I'm one of those people who is rather less confident about the existence of universal regularities in our world (and this has at least as much to do with the research component of my misspent scientific youth as it does with Hume and Popper and the whole problem of induction).

Nonetheless, if I had to bet money on certain patterns being stable features of my world, here's where I'd lay my chips:

  • Not coming to lecture more than three times in the part of the semester preceding the midterm will be highly correlated with not doing well on the midterm. (My lectures seem to add value; who knew?!)
  • Not actually address the question that has been asked will be highly correlated with earning very few of the available points.
  • Using many, many words in the space available to answer the question (especially if they don't engage with the question) is less likely to earn points than using fewer words that present a clear answer.

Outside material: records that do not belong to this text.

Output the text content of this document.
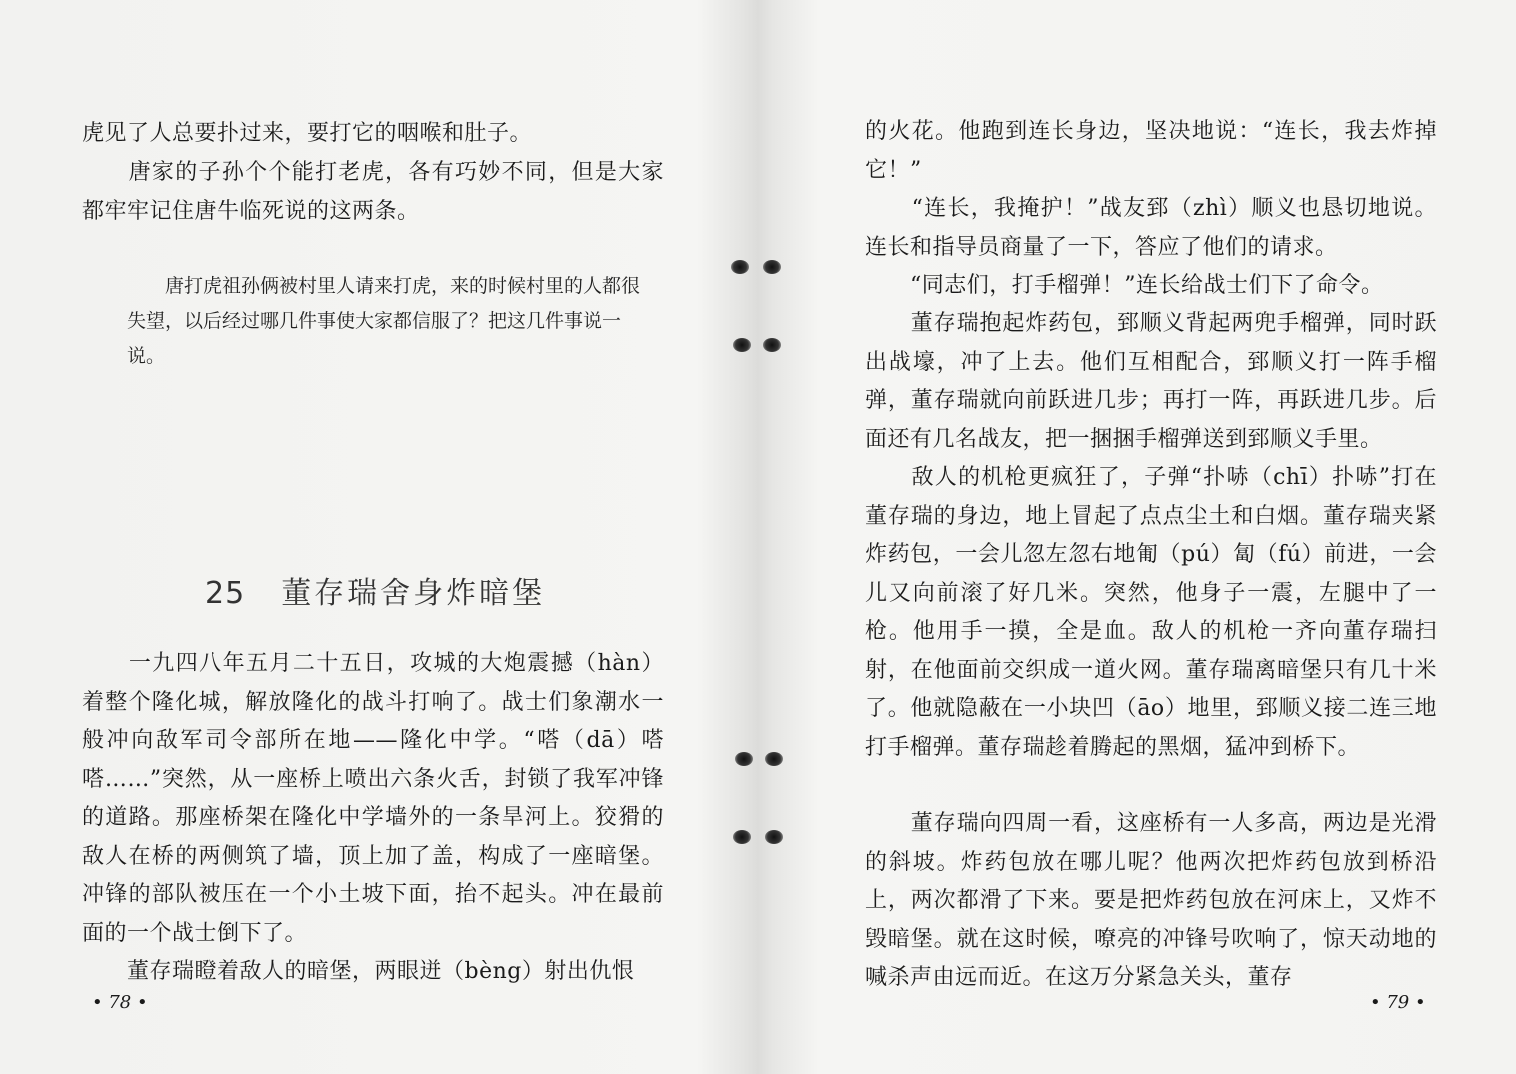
虎见了人总要扑过来，要打它的咽喉和肚子。

　　唐家的子孙个个能打老虎，各有巧妙不同，但是大家都牢牢记住唐牛临死说的这两条。

　　唐打虎祖孙俩被村里人请来打虎，来的时候村里的人都很失望，以后经过哪几件事使大家都信服了？把这几件事说一说。

25 董存瑞舍身炸暗堡

　　一九四八年五月二十五日，攻城的大炮震撼（hàn）着整个隆化城，解放隆化的战斗打响了。战士们象潮水一般冲向敌军司令部所在地——隆化中学。“嗒（dā）嗒嗒……”突然，从一座桥上喷出六条火舌，封锁了我军冲锋的道路。那座桥架在隆化中学墙外的一条旱河上。狡猾的敌人在桥的两侧筑了墙，顶上加了盖，构成了一座暗堡。冲锋的部队被压在一个小土坡下面，抬不起头。冲在最前面的一个战士倒下了。

　　董存瑞瞪着敌人的暗堡，两眼迸（bèng）射出仇恨

• 78 •

的火花。他跑到连长身边，坚决地说：“连长，我去炸掉它！”

　　“连长，我掩护！”战友郅（zhì）顺义也恳切地说。连长和指导员商量了一下，答应了他们的请求。

　　“同志们，打手榴弹！”连长给战士们下了命令。

　　董存瑞抱起炸药包，郅顺义背起两兜手榴弹，同时跃出战壕，冲了上去。他们互相配合，郅顺义打一阵手榴弹，董存瑞就向前跃进几步；再打一阵，再跃进几步。后面还有几名战友，把一捆捆手榴弹送到郅顺义手里。

　　敌人的机枪更疯狂了，子弹“扑哧（chī）扑哧”打在董存瑞的身边，地上冒起了点点尘土和白烟。董存瑞夹紧炸药包，一会儿忽左忽右地匍（pú）匐（fú）前进，一会儿又向前滚了好几米。突然，他身子一震，左腿中了一枪。他用手一摸，全是血。敌人的机枪一齐向董存瑞扫射，在他面前交织成一道火网。董存瑞离暗堡只有几十米了。他就隐蔽在一小块凹（āo）地里，郅顺义接二连三地打手榴弹。董存瑞趁着腾起的黑烟，猛冲到桥下。

　　董存瑞向四周一看，这座桥有一人多高，两边是光滑的斜坡。炸药包放在哪儿呢？他两次把炸药包放到桥沿上，两次都滑了下来。要是把炸药包放在河床上，又炸不毁暗堡。就在这时候，嘹亮的冲锋号吹响了，惊天动地的喊杀声由远而近。在这万分紧急关头，董存

• 79 •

  • The ability to use a sanctioned cheat-sheet on the midterm means I'll see a sizable proportion of papers (maybe 33%) where students have simply recopied on to their test papers every single thing they put on their cheat-sheet about philosopher X, regardless of what a question is asking them about philosopher X. This strategy seems to make it hard for the students using it to notice when they have "lost the plot" in their answers.
  • In at least 10% of the papers, I will encounter the phrase "solve science" and will need to pause for a facepalm or a headdesk.
  • That rascal DrugMonkey will put up a post to which I want to respond before the end to my grading is anywhere in sight. (Seriously, am I the only blogger with grading who has an angel on one shoulder and DrugMonkey on the other?)